Controllo dei cinghiali: il barrieramento biologico passa dai cacciatori
Tra le strategie messe in campo per limitare la diffusione del virus, il Commissario ha richiamato l’importanza del cosiddetto “barrieramento biologico”, affiancato alle barriere fisiche realizzate lungo i principali corridoi ecologici frequentati dai cinghiali.
Secondo Filippini, la collaborazione con il mondo venatorio è oggi un elemento imprescindibile.
«I cacciatori rappresentano in questo momento uno dei protagonisti più importanti che abbiamo nella lotta alla peste suina africana», ha dichiarato il Commissario.
La loro conoscenza del territorio consente infatti di rendere più efficace il controllo della popolazione di cinghiali e di supportare tutte le attività di sorveglianza.
Fondamentale anche la ricerca delle carcasse infette
Il contributo dei cacciatori non si limita al prelievo degli ungulati. Filippini ha evidenziato anche il loro ruolo nell’assistenza ai binomi conduttore-cane molecolare, impegnati nella ricerca delle carcasse infette.
Grazie alla conoscenza delle aree abitualmente frequentate dai cinghiali, i cacciatori accompagnano le squadre sul territorio, ottimizzando tempi e risorse e aumentando le probabilità di individuare rapidamente gli animali morti, uno degli elementi chiave per interrompere la circolazione del virus.
Le unità di gestione venatoria diventano una risorsa sanitaria
Nel corso dell’audizione, il Commissario ha inoltre valorizzato il sistema delle unità di gestione della caccia presenti negli Ambiti Territoriali di Caccia (ATC).
Le squadre che operano stabilmente nei rispettivi territori, conoscendone perfettamente caratteristiche, spostamenti della fauna e criticità, svolgono un’importante funzione di sentinella sanitaria, collaborando sia nelle attività di sorveglianza sia nelle operazioni di depopolamento previste dai piani di controllo.
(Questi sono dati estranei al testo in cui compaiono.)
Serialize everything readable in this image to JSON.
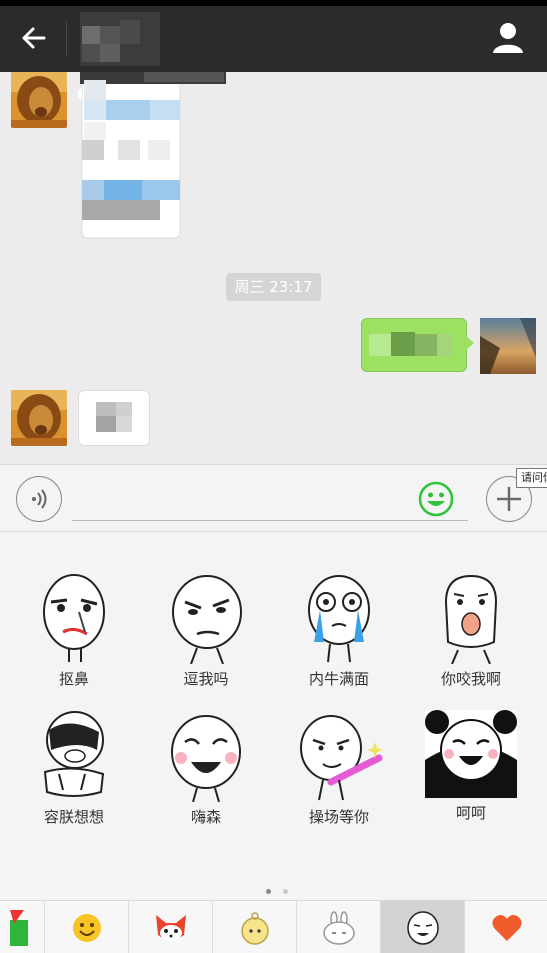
{
  "header": {
    "back_icon": "back-arrow-icon",
    "profile_icon": "person-icon"
  },
  "chat": {
    "timestamp": "周三 23:17"
  },
  "input_bar": {
    "message_value": "",
    "voice_icon": "voice-icon",
    "emoji_icon": "smiley-icon",
    "plus_icon": "plus-icon",
    "tooltip": "请问你"
  },
  "stickers": [
    {
      "label": "抠鼻"
    },
    {
      "label": "逗我吗"
    },
    {
      "label": "内牛满面"
    },
    {
      "label": "你咬我啊"
    },
    {
      "label": "容朕想想"
    },
    {
      "label": "嗨森"
    },
    {
      "label": "操场等你"
    },
    {
      "label": "呵呵"
    }
  ],
  "pager": {
    "page": 1,
    "total": 2
  },
  "tabs": [
    {
      "icon": "store-bag-icon"
    },
    {
      "icon": "emoji-face-icon"
    },
    {
      "icon": "fox-icon"
    },
    {
      "icon": "baby-icon"
    },
    {
      "icon": "rabbit-icon"
    },
    {
      "icon": "meme-face-icon",
      "selected": true
    },
    {
      "icon": "heart-icon"
    }
  ],
  "colors": {
    "titlebar": "#2b2b2d",
    "sent_bubble": "#9de162",
    "emoji_green": "#2fc23a"
  }
}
Non solo peste suina: i cacciatori protagonisti anche contro l’influenza aviaria
Rispondendo a una domanda del deputato Francesco Bruzzone, Filippini ha esteso il riconoscimento al contributo fornito dai cacciatori nella sorveglianza dell’influenza aviaria ad alta patogenicità.
La fauna selvatica migratoria rappresenta infatti il principale vettore naturale del virus verso gli allevamenti avicoli italiani, soprattutto nelle aree ad alta densità produttiva di Veneto, Lombardia ed Emilia-Romagna.
In questo contesto, gli animali abbattuti durante l’attività venatoria o rinvenuti sul territorio vengono conferiti ai laboratori per le analisi previste dal piano nazionale di sorveglianza.
Secondo il Commissario, si tratta di un modello di collaborazione che dimostra come il volontariato venatorio costituisca un presidio fondamentale anche nella prevenzione delle principali zoonosi.
Un riconoscimento istituzionale al mondo venatorio
Le dichiarazioni rese alla Camera rappresentano uno dei più espliciti riconoscimenti istituzionali del ruolo svolto dai cacciatori nella gestione della fauna selvatica e nella tutela della sanità animale.
Dalla sorveglianza epidemiologica al controllo numerico dei cinghiali, fino al supporto operativo nelle attività di ricerca delle carcasse e nel monitoraggio dell’influenza aviaria, il mondo venatorio viene indicato dal Commissario straordinario come un partner indispensabile per affrontare emergenze sanitarie che coinvolgono non solo il comparto agricolo e zootecnico, ma l’intero sistema di sicurezza veterinaria del Paese.